The cipher.exe command can be used to encrypt and decrypt individual files and folders as well as to create recovery agents and other activities related to file and folder encryption. This command-line utility works in conjunction with EFS, which relies on the CryptoAPI, to manage folder and file encryption.
The last line of defense on any system is typically the backup and recovery capabilities. If systems fail due to hardware failure or sabotage , if systems are compromised through intentional attack or viruses, or if a natural disaster such as flooding or fire occurs, backup and recovery procedures can bring a network back online and return the network or system to full functionality.
The key in disaster recovery planning is that it be integrated with corporate business continuity planning so that all strategic business elements are included. IT disaster planning alone might leave gaps in capabilities that are not discovered until the firm is in a recovery phase, which is far too late. Planning includes assessing the data, data types, frequency of data modification, location of data, and more.

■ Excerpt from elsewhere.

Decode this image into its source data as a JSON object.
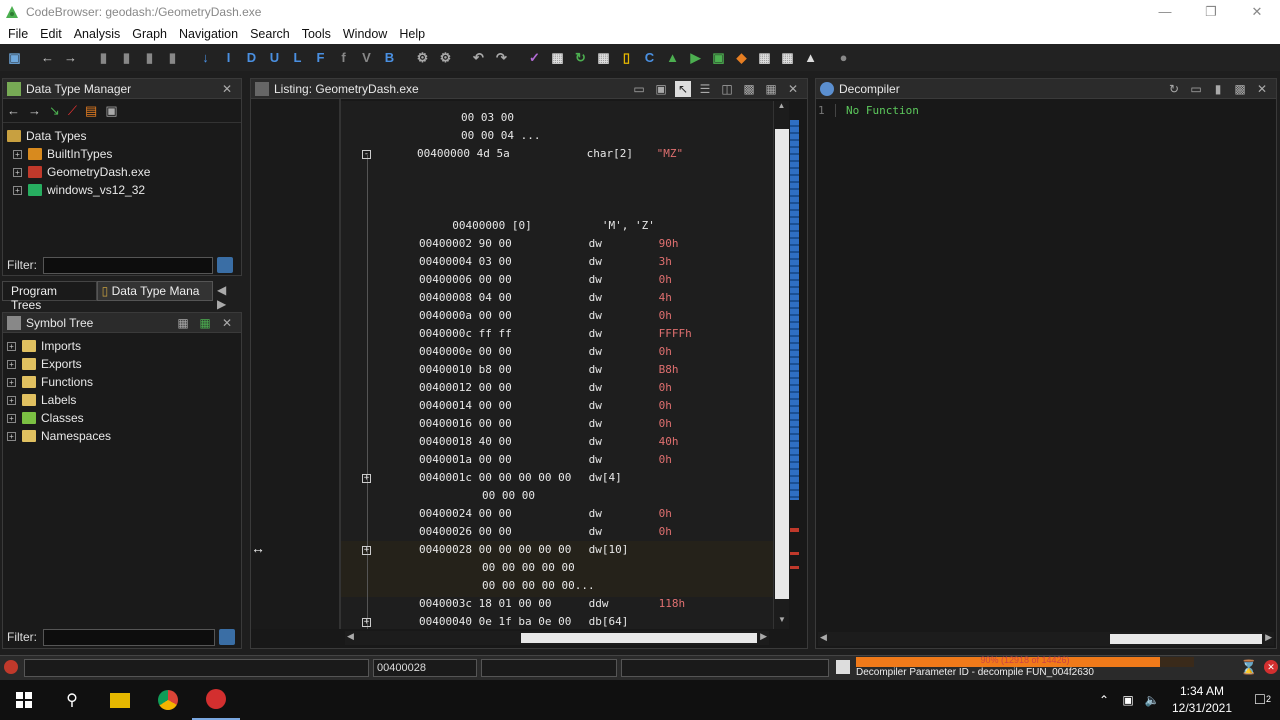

Once all corporate data has been assessed, creating backup plans includes frequency of backup, type of back up (normal, incremental, differential), backup media (tape, disk, clusters), and location (onsite tape backup, onsite backup appliances, disk sets, offsite tape, offsite disk mirroring).
Recovery plans include not only how and where backups are created and stored, but how to best recover from a system failure. Reducing single points of failure is an important part of reducing the likelihood of needing to recover. Beyond that, a sound recovery plan also includes regular backups, testing backups and restore capabilities, training users (or admins) on backup and restore procedures, as well as using Windows Server 2003 tools such as Emergency Management Services, Automated System Recovery backup sets, and the Recovery Console.
Backup and recovery must also be performed in a secure manner, including securing backup media in secure, access-controlled locations, making multiple backup sets and storing one set offsite, splitting permissions for backup and restore between trusted users or groups to prevent one user from having permission to both backup and restore data, and monitoring all backup and restore activities.